The “elections” happened a few days ago, but I have kept thinking about them, and what is worse for me is that whenever I remember them, Petronio and the satiriconand its ambiguities remind me of satyrs, those dishonest libertines and, to be redundant, degenerates.
Satyrs are the deputies and their bosses, those who look at reality with reluctance and askance, in an identical way to the way the vast majority of Cubans live at the margins. Satyrs are the deputies who look with the tail of their eyes at the uprooting of young people, the majority bent on marginalization or exile. The National Assembly is a funerary monument, a stone in the shoe, a stone in a cemetery in the East of the country.
The “elections” ended a few days ago and the country, like the room in the song, is the same.

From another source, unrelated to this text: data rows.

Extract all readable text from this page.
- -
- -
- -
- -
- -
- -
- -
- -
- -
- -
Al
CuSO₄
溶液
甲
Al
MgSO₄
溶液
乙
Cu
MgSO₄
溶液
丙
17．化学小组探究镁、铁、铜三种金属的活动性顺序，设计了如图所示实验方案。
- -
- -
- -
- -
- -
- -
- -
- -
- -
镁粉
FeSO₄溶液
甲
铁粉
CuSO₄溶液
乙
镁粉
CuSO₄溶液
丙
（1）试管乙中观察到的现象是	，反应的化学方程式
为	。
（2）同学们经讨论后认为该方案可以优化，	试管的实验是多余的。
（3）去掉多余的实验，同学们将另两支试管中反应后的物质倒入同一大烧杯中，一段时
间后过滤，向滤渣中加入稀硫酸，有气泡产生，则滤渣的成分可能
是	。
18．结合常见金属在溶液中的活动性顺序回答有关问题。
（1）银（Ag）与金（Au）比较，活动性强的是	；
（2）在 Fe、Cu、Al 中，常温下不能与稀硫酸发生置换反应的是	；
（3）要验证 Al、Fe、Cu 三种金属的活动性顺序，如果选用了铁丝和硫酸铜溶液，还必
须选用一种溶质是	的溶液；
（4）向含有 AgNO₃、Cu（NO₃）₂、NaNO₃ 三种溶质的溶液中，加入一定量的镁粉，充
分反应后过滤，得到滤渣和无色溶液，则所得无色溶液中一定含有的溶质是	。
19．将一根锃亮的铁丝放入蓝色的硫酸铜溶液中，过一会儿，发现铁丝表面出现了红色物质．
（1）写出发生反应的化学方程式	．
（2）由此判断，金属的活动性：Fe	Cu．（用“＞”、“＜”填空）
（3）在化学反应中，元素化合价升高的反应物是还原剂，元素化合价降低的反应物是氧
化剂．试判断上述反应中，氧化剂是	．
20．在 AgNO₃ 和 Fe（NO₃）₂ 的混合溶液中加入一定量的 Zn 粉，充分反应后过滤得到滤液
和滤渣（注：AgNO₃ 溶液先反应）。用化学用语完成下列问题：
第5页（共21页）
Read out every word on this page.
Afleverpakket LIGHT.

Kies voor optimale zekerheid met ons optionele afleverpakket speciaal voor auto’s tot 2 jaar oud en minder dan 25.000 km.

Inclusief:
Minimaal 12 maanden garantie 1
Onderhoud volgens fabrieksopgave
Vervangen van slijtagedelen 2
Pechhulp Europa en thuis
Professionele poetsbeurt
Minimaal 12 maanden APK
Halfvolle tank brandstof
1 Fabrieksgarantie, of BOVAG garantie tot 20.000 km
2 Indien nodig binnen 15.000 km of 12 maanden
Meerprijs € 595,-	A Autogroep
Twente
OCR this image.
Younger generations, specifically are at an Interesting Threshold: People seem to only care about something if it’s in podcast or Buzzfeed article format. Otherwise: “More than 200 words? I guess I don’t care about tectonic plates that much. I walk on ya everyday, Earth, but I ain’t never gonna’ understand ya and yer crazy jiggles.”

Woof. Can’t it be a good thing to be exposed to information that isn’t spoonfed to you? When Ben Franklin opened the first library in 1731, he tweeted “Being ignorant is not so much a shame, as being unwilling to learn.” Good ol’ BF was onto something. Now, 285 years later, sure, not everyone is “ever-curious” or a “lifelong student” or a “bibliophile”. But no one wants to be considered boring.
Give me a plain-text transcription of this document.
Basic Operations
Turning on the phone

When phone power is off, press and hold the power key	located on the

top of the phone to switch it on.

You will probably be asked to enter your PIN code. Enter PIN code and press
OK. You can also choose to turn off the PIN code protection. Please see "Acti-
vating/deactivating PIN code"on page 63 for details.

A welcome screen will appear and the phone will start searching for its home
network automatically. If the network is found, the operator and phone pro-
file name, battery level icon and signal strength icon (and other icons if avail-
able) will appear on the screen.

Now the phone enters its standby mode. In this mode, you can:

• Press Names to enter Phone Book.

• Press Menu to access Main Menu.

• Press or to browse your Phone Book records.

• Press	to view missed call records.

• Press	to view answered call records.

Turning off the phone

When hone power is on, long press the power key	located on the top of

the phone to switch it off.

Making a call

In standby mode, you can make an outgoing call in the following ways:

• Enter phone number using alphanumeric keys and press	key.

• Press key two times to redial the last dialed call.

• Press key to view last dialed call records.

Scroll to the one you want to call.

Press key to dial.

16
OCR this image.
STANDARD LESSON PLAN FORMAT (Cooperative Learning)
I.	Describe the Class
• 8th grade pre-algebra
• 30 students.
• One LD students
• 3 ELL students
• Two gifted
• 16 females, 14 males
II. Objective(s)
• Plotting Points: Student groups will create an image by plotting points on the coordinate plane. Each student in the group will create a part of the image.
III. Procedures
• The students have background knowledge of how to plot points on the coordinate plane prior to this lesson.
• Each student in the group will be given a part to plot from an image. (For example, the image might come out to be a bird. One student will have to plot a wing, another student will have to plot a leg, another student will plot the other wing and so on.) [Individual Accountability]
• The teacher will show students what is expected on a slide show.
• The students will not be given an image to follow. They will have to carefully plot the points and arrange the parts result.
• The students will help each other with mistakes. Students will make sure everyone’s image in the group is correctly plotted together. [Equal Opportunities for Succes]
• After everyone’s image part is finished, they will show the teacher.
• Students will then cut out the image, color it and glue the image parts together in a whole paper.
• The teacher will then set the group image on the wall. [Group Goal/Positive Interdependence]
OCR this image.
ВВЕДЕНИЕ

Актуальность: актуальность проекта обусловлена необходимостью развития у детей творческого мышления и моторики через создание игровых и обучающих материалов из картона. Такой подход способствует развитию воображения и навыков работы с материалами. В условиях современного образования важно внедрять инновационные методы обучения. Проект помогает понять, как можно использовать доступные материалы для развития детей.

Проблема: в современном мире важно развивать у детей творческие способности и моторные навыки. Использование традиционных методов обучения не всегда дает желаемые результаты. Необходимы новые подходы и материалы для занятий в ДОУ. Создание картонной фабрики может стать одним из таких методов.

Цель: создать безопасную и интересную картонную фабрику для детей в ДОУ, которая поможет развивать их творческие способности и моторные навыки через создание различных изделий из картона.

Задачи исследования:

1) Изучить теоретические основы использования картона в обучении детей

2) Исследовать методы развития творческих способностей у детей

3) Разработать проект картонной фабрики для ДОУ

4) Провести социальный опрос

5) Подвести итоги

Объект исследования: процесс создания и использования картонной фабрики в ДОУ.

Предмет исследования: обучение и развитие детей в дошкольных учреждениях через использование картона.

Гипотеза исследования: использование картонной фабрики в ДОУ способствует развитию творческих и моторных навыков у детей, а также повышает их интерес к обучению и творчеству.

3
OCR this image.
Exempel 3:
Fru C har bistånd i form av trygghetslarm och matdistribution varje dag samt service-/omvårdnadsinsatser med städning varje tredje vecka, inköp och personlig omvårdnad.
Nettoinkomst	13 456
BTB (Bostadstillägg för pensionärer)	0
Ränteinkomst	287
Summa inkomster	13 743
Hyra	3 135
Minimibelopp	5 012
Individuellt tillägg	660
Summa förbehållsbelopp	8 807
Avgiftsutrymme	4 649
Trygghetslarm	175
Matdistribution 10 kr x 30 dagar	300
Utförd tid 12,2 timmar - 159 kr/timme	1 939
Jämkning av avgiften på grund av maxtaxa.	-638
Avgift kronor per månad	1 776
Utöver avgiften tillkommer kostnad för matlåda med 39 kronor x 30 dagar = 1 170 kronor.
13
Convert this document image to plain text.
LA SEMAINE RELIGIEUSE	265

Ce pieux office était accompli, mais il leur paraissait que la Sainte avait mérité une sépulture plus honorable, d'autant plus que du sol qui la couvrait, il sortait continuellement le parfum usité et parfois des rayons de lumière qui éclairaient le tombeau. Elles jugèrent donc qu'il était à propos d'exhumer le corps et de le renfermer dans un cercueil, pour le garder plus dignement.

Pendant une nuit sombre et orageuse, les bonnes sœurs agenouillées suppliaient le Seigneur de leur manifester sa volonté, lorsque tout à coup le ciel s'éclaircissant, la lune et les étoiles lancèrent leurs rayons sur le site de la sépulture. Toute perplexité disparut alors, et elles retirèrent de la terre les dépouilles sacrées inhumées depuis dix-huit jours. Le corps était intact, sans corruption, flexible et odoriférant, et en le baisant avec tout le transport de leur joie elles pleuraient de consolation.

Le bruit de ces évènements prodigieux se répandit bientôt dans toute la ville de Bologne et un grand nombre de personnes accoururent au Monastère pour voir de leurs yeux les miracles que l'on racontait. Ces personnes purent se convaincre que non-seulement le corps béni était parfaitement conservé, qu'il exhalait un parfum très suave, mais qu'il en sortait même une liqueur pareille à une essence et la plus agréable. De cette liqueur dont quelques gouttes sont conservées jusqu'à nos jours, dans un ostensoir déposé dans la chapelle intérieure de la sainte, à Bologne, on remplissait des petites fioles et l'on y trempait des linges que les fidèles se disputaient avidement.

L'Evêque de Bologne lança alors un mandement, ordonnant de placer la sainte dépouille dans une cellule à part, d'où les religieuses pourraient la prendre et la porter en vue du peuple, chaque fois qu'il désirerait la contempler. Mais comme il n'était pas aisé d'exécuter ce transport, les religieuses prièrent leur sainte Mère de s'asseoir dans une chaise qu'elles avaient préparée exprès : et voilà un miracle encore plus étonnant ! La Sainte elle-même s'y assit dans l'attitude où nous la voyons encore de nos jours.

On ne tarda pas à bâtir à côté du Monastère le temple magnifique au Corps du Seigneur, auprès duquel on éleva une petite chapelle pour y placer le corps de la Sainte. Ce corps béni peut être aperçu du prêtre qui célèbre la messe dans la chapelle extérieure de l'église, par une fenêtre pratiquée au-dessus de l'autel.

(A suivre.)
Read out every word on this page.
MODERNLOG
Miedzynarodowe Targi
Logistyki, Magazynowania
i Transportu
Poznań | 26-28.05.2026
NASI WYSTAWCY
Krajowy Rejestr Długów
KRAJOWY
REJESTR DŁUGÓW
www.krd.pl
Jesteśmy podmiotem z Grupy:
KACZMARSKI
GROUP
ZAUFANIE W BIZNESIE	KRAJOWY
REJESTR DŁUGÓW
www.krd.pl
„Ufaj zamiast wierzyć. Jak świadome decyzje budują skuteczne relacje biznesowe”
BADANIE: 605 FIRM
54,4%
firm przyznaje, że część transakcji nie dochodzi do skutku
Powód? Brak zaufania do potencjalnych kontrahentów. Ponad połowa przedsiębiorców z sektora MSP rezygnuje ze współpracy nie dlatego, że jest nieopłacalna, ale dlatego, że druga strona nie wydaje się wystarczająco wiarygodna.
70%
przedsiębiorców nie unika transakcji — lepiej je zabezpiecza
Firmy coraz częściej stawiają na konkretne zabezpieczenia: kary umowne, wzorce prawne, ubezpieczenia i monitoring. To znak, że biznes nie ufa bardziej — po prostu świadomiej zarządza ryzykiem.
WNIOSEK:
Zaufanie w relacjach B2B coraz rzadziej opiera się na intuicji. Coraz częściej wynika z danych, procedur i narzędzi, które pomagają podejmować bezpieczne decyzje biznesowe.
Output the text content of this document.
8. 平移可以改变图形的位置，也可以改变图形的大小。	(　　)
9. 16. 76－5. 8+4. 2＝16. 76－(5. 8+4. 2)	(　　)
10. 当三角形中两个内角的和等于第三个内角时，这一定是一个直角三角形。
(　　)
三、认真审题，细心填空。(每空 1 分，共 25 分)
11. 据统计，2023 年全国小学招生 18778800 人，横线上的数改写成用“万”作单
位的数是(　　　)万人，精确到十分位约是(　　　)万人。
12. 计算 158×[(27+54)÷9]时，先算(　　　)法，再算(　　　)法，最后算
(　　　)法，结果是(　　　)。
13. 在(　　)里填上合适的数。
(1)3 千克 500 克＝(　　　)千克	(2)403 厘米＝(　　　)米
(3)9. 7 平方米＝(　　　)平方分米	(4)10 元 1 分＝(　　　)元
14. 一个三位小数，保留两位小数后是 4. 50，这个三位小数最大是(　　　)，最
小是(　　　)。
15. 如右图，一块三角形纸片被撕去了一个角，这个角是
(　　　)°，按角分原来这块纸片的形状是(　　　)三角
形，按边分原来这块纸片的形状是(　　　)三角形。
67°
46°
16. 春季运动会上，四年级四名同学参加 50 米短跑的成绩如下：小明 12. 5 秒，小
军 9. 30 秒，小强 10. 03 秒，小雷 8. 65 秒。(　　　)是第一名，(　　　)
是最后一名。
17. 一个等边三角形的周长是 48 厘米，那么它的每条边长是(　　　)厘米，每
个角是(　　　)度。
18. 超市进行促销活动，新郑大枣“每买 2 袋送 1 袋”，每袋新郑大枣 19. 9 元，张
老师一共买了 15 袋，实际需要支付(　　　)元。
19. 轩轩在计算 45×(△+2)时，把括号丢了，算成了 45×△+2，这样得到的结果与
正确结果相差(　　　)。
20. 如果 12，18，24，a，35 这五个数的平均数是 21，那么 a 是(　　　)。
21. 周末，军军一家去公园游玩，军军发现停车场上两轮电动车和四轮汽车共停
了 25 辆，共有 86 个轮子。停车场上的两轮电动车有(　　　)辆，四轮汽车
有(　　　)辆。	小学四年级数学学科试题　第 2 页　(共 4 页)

The “elections”, those that are no longer talked about, ended, and we continue to be, at least for the Government, just an element that, dividing itself, fragmented into more of the same, and the more of the same, into more of the same, in a syllable of power, in a note of the national anthem, in a word, in a syllable, in a zero to the left. That will happen to the vast majority, including those members of the vast majority who gave power a vote of confidence, instead of the boot. The Assembly is a hole, a niche, a sepulcher for us, the living?